Ao mesmo tempo, considerou que a voz narrativa tripla do personagem Artemio Cruz nos prepara para entender as relações da revolução de 1910, no México, por meio de uma recapitulação histórica, política, social, sentimental e econômica de um representante da elite burguesa mexicana que se encontra relutante em relação ao seu processo de morte, de um homem que não poupou esforços para a sua ascensão social desmedida, sórdida e desprezível.
Diante dessa perspectiva, Denise comparou estes narradores-personagens com o narrador de fundo existente na obra Memórias Póstumas de Brás Cubas, de Machado de Assis, um narrador defunto cuja ética não é mais pertencente ao terreno deste mundo, desta existência. Este narrador conquista um espaço de liberdade declarativa para revelar a vulnerabilidade de uma sociedade que tem muito a esconder de si mesma, além do medo de enfrentar as relações de hipocrisia que ela mesma causa, seja no século XX ou no século XXI.

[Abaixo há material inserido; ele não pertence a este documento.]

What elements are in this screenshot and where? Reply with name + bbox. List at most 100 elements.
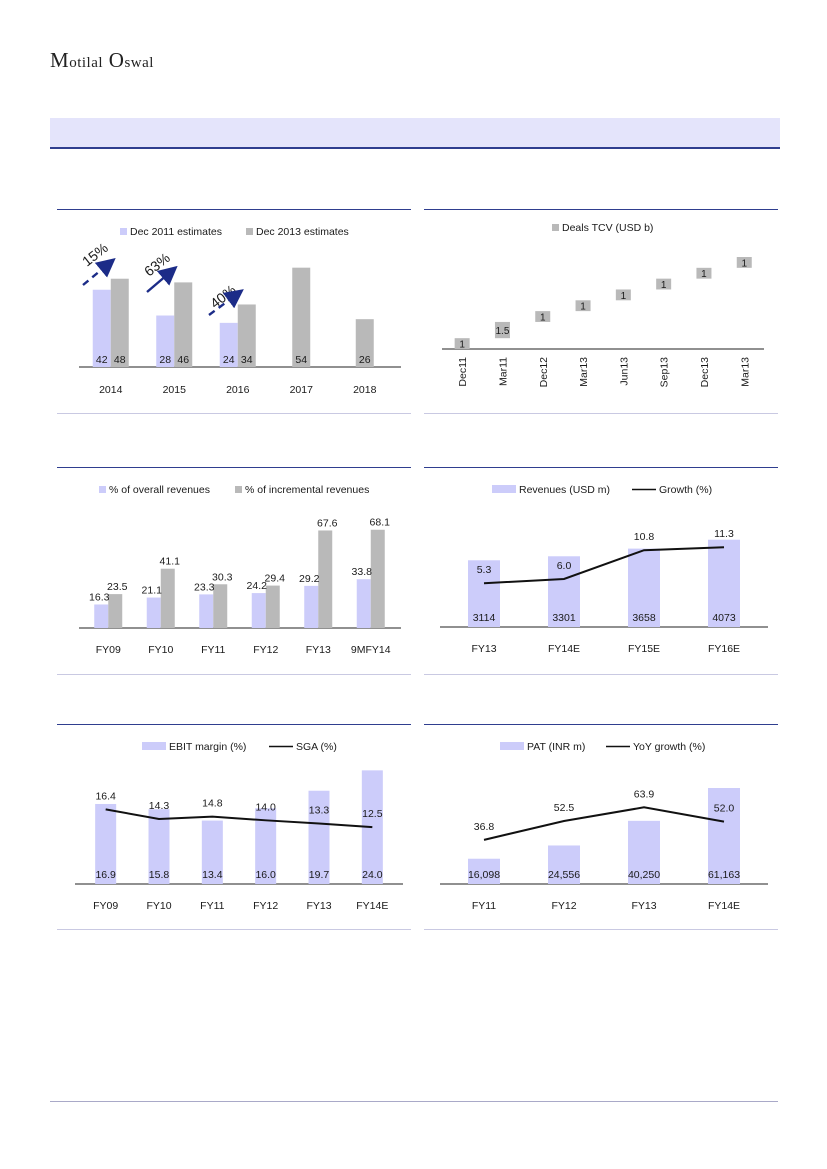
- legend-bars-text: Revenues (USD m): [519, 484, 610, 496]
- legend-deals-text: Deals TCV (USD b): [562, 222, 653, 234]
- label-incremental-FY11: 30.3: [212, 571, 233, 583]
- bar-label-FY10: 15.8: [149, 869, 170, 881]
- bar-FY13: [468, 560, 500, 627]
- growth-arrow-2: [146, 265, 178, 293]
- deal-bar-2: [535, 311, 551, 322]
- bar-FY12: [548, 845, 580, 884]
- deal-label-7: 1: [741, 258, 747, 269]
- bar-label-FY16E: 4073: [712, 612, 736, 624]
- brand-logo: Motilal Oswal: [50, 48, 154, 73]
- legend-bars-swatch: [142, 742, 166, 750]
- growth-line: [483, 806, 725, 841]
- legend-bars-text: EBIT margin (%): [169, 741, 246, 753]
- chart-estimates: Dec 2011 estimates Dec 2013 estimates 42 48…: [57, 209, 411, 414]
- deal-label-1: 1.5: [495, 326, 509, 337]
- label-dec2013-2014: 48: [114, 354, 126, 366]
- bar-overall-9MFY14: [356, 579, 371, 628]
- line-label-FY14E: 12.5: [362, 808, 383, 820]
- line-label-FY13: 13.3: [309, 804, 330, 816]
- bar-label-FY11: 13.4: [202, 869, 223, 881]
- brand-rest-2: swal: [124, 55, 154, 71]
- line-label-FY13: 63.9: [634, 788, 655, 800]
- x-tick-FY13: FY13: [306, 900, 331, 912]
- bar-FY13: [308, 790, 330, 884]
- bar-dec2013-2017: [292, 267, 311, 367]
- x-tick-FY14E: FY14E: [548, 643, 580, 655]
- growth-arrow-1: [82, 257, 116, 286]
- label-overall-9MFY14: 33.8: [352, 566, 373, 578]
- label-dec2011-2015: 28: [159, 354, 171, 366]
- x-tick-FY11: FY11: [472, 900, 496, 912]
- line-label-FY11: 14.8: [202, 798, 223, 810]
- growth-arrow-3: [208, 289, 244, 316]
- bar-overall-FY13: [304, 585, 319, 628]
- bar-overall-FY11: [199, 594, 214, 628]
- brand-rest-1: otilal: [69, 55, 104, 71]
- line-label-FY12: 52.5: [554, 802, 575, 814]
- x-tick-9MFY14: 9MFY14: [351, 644, 391, 656]
- x-tick-FY12: FY12: [253, 644, 278, 656]
- legend-deals-swatch: [552, 224, 559, 231]
- bar-FY14E: [708, 788, 740, 884]
- chart-pat-svg: PAT (INR m) YoY growth (%) 16,098 FY11 36.8 2…: [440, 741, 768, 912]
- label-overall-FY11: 23.3: [194, 581, 215, 593]
- x-tick-2018: 2018: [353, 384, 377, 396]
- deal-label-4: 1: [621, 291, 627, 302]
- bar-incremental-FY12: [265, 585, 280, 628]
- label-incremental-FY12: 29.4: [265, 573, 286, 585]
- x-tick-2015: 2015: [163, 384, 187, 396]
- bar-incremental-9MFY14: [370, 529, 385, 628]
- bar-dec2013-2015: [174, 282, 193, 367]
- legend-overall-swatch: [99, 486, 106, 493]
- label-overall-FY09: 16.3: [89, 591, 110, 603]
- bar-label-FY13: 3114: [473, 612, 496, 624]
- bar-incremental-FY09: [108, 594, 123, 628]
- bar-overall-FY09: [94, 604, 109, 628]
- bar-FY10: [148, 809, 170, 884]
- line-label-FY12: 14.0: [255, 801, 276, 813]
- x-tick-2: Dec12: [538, 357, 550, 388]
- label-overall-FY13: 29.2: [299, 573, 320, 585]
- bar-label-FY11: 16,098: [468, 869, 500, 881]
- label-incremental-FY10: 41.1: [160, 556, 181, 568]
- label-overall-FY10: 21.1: [142, 585, 163, 597]
- x-tick-2017: 2017: [290, 384, 314, 396]
- bar-FY13: [628, 820, 660, 884]
- x-tick-7: Mar13: [739, 357, 751, 387]
- deal-bar-7: [736, 257, 752, 268]
- line-label-FY16E: 11.3: [714, 528, 734, 540]
- x-tick-1: Mar11: [497, 357, 509, 386]
- legend-bars-swatch: [500, 742, 524, 750]
- x-tick-2014: 2014: [99, 384, 123, 396]
- x-tick-FY14E: FY14E: [356, 900, 388, 912]
- label-dec2013-2015: 46: [177, 354, 189, 366]
- label-incremental-FY09: 23.5: [107, 581, 128, 593]
- chart-margin: EBIT margin (%) SGA (%) 16.9 FY09 16.4 15.8 FY…: [57, 724, 411, 930]
- x-tick-FY11: FY11: [200, 900, 224, 912]
- x-tick-FY09: FY09: [93, 900, 118, 912]
- legend-line-text: Growth (%): [659, 484, 712, 496]
- label-dec2013-2016: 34: [241, 354, 253, 366]
- deal-bar-3: [575, 300, 591, 312]
- brand-initial-1: M: [50, 48, 70, 72]
- deal-label-6: 1: [701, 269, 707, 280]
- x-tick-FY12: FY12: [253, 900, 278, 912]
- chart-deals: Deals TCV (USD b) 1 Dec11 1.5 Mar11 1 Dec12 1 Ma…: [424, 209, 778, 414]
- bar-FY11: [468, 858, 500, 884]
- bar-label-FY12: 24,556: [548, 869, 580, 881]
- chart-revenue: Revenues (USD m) Growth (%) 3114 FY13 5.3 330…: [424, 467, 778, 675]
- label-overall-FY12: 24.2: [247, 580, 268, 592]
- label-dec2013-2017: 54: [295, 354, 307, 366]
- legend-line-text: YoY growth (%): [633, 741, 705, 753]
- x-tick-FY13: FY13: [631, 900, 656, 912]
- deal-label-5: 1: [661, 280, 667, 291]
- section-header-band: [50, 118, 780, 149]
- growth-annotation-3: 40%: [207, 281, 239, 311]
- legend-incremental-text: % of incremental revenues: [245, 484, 369, 496]
- x-tick-FY11: FY11: [201, 644, 225, 656]
- legend-dec2013-text: Dec 2013 estimates: [256, 226, 349, 238]
- bar-label-FY09: 16.9: [95, 869, 116, 881]
- bar-overall-FY10: [146, 597, 161, 628]
- legend-bars-swatch: [492, 485, 516, 493]
- x-tick-FY13: FY13: [471, 643, 496, 655]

Professor Dr. Wilton Barroso Filho |
Já o prof. Dr. Wilton Barroso palestrou sobre a “Epistemologia da Confusão: uma discussão sobre o papel do sujeito em Foucault na narrativa literária contemporânea”. Barroso aplicou as principais características do conceito de sujeito em Foucault – o cuidado de si e a cultura de si – a narradores duplos da literatura, especificamente nos romances La modification, de Michel Butor, Aura, de Carlos Fuentes, e Uma duas, de Eliane Brum. Esses romances, cotejados pelo texto teórico Eu e os outros, de Carlos Fuentes, fazem emergir um problema filosófico novo: a confusão ou a negação da ordem estabelecida. Nesse sentido, o professor ressaltou a necessidade de uma releitura da constituição do sujeito foucaultiano, impregnado de presenteísmos agamberinos e é compreendido a partir dos estudos de uma “Estética da Confusão e de uma Hermenêutica da Confusão.” Dentro da perspectiva de tempo de Paul Ricoeur, o professor elencou ainda variáveis como pertencimento e identidade no mundo globalizado contemporâneo, examinando as possibilidades reflexivas do narrador “vous”, de Butor, fazendo emergir o conflito do sujeito narrador que mergulha na profundidade do eu.

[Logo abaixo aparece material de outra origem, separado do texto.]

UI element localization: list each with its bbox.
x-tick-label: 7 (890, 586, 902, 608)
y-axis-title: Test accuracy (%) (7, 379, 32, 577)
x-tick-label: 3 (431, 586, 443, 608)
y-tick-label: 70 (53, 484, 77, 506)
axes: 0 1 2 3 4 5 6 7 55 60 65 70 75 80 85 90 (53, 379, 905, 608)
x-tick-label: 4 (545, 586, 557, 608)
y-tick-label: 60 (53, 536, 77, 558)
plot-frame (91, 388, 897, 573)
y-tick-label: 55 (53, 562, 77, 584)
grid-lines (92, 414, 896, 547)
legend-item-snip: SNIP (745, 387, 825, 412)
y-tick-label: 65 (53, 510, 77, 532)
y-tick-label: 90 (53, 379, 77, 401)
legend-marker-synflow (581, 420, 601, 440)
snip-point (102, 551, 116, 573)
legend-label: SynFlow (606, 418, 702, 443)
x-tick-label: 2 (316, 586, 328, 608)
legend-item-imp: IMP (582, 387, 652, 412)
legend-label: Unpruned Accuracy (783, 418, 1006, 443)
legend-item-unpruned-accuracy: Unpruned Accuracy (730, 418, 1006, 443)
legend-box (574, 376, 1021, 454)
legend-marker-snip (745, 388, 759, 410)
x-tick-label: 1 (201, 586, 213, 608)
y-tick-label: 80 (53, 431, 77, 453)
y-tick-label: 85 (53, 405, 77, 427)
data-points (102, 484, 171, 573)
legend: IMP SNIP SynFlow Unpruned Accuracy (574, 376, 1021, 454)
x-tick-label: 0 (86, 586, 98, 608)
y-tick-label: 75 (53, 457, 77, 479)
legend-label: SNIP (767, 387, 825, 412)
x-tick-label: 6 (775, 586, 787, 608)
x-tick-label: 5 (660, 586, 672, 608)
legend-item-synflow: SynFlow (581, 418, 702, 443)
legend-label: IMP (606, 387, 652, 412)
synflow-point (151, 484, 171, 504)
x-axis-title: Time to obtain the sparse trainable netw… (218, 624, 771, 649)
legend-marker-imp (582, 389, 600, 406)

Em Aura, é apresentado um narrador externo a si mesmo, perdido na dubiedade da sua própria percepção do outro e se confunde. Uma duas, por sua vez, possui duas vozes (filha e mãe) que se confundem e se distinguem na luta contemporânea pelo direito de existir e morrer com dignidade. As três narrativas, tomadas em um conjunto, revelam um aspecto curioso que evoca a passagem do moderno para o pós-moderno, do simples cartesiano para o complexo contemporâneo, aspectos interpretados por Wilton Barroso dentro dos tempos propostos por Ricoeur e que, segundo ele, relatam o confuso.

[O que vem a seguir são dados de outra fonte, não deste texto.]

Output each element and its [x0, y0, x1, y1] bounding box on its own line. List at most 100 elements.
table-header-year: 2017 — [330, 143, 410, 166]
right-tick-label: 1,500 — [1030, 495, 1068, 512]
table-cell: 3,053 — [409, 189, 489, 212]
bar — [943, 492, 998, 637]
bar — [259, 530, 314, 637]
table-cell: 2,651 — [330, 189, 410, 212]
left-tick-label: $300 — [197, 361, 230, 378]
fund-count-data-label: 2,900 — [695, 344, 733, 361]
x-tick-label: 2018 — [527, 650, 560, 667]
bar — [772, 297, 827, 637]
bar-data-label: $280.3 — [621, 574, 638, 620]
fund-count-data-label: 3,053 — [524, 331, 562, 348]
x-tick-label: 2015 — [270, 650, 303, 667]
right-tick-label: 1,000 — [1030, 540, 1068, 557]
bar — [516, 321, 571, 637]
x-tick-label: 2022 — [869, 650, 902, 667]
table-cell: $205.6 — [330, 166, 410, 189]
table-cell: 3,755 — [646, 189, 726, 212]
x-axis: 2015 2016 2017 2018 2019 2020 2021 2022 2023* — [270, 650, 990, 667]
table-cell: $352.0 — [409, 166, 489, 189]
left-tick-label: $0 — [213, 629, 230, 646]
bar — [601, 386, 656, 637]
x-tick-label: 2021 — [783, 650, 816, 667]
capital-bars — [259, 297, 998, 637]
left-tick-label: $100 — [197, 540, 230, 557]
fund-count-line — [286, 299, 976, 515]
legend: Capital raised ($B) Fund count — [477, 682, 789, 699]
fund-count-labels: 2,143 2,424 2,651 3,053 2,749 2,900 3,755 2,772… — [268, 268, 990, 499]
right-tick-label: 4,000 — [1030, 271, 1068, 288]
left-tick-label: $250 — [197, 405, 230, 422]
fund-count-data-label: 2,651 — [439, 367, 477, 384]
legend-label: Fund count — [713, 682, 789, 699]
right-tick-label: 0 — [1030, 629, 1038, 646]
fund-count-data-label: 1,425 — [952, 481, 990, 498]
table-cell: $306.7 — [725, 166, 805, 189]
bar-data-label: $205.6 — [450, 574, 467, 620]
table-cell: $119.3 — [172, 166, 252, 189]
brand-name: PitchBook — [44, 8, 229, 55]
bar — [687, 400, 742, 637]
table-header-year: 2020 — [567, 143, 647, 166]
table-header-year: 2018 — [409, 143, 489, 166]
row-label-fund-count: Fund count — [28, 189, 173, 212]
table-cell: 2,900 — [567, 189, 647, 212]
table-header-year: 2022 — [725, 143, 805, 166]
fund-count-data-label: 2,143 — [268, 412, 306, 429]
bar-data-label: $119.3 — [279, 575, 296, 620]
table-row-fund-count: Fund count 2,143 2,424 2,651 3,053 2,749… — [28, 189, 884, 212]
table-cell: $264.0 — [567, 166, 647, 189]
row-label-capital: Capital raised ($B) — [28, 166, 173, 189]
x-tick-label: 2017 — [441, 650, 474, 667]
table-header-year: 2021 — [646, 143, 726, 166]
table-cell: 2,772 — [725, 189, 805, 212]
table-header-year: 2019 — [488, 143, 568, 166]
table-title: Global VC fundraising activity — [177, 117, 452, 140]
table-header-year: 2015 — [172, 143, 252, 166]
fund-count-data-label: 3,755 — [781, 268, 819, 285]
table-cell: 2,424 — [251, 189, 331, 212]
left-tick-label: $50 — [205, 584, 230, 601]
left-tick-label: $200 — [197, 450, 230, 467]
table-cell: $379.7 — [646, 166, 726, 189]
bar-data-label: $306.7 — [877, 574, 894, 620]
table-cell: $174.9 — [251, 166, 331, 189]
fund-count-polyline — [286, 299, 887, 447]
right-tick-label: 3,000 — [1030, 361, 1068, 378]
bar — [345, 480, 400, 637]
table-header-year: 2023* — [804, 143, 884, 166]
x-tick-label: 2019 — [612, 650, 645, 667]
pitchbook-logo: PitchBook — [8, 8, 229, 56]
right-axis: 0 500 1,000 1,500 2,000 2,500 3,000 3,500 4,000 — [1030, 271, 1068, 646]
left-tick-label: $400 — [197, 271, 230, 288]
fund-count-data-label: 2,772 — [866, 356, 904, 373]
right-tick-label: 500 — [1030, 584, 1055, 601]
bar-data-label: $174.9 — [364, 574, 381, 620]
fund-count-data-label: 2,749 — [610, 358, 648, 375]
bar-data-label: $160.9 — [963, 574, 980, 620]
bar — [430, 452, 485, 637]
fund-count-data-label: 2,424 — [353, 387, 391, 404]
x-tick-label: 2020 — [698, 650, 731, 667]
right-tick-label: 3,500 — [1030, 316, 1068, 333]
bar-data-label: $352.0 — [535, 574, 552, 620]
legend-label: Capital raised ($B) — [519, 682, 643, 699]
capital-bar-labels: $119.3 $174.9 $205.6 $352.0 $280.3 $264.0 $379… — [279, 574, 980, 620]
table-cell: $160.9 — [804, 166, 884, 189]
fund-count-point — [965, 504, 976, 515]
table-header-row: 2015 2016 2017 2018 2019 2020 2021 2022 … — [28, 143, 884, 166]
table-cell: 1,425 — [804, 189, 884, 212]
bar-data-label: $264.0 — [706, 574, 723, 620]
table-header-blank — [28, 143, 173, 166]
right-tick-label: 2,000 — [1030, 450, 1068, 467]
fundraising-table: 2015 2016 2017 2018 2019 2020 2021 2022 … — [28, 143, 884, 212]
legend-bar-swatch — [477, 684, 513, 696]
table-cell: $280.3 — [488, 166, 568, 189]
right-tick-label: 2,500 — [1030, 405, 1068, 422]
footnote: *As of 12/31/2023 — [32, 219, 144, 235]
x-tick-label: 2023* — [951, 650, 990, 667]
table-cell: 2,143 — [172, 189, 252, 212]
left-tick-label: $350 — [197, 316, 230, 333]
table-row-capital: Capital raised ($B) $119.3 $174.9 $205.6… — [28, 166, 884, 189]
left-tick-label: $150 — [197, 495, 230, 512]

Assim, um sujeito confuso tem sensações confusas e, consequentemente, tem um presente narrativo também difuso. Isso, por si só, não produz uma estética propriamente dita, mas algo mais simples e sútil, o efeito estético, que, como define Kant na Crítica da Razão Pura, não produz conhecimento. Daí surge uma questão filosófica muito interessante: em que condições o sujeito foucaultiano pode buscar o conhecimento, desertado do singular cartesiano, mas ainda obrigado a responder à questão epistemológica kantiana: o que é que eu posso saber?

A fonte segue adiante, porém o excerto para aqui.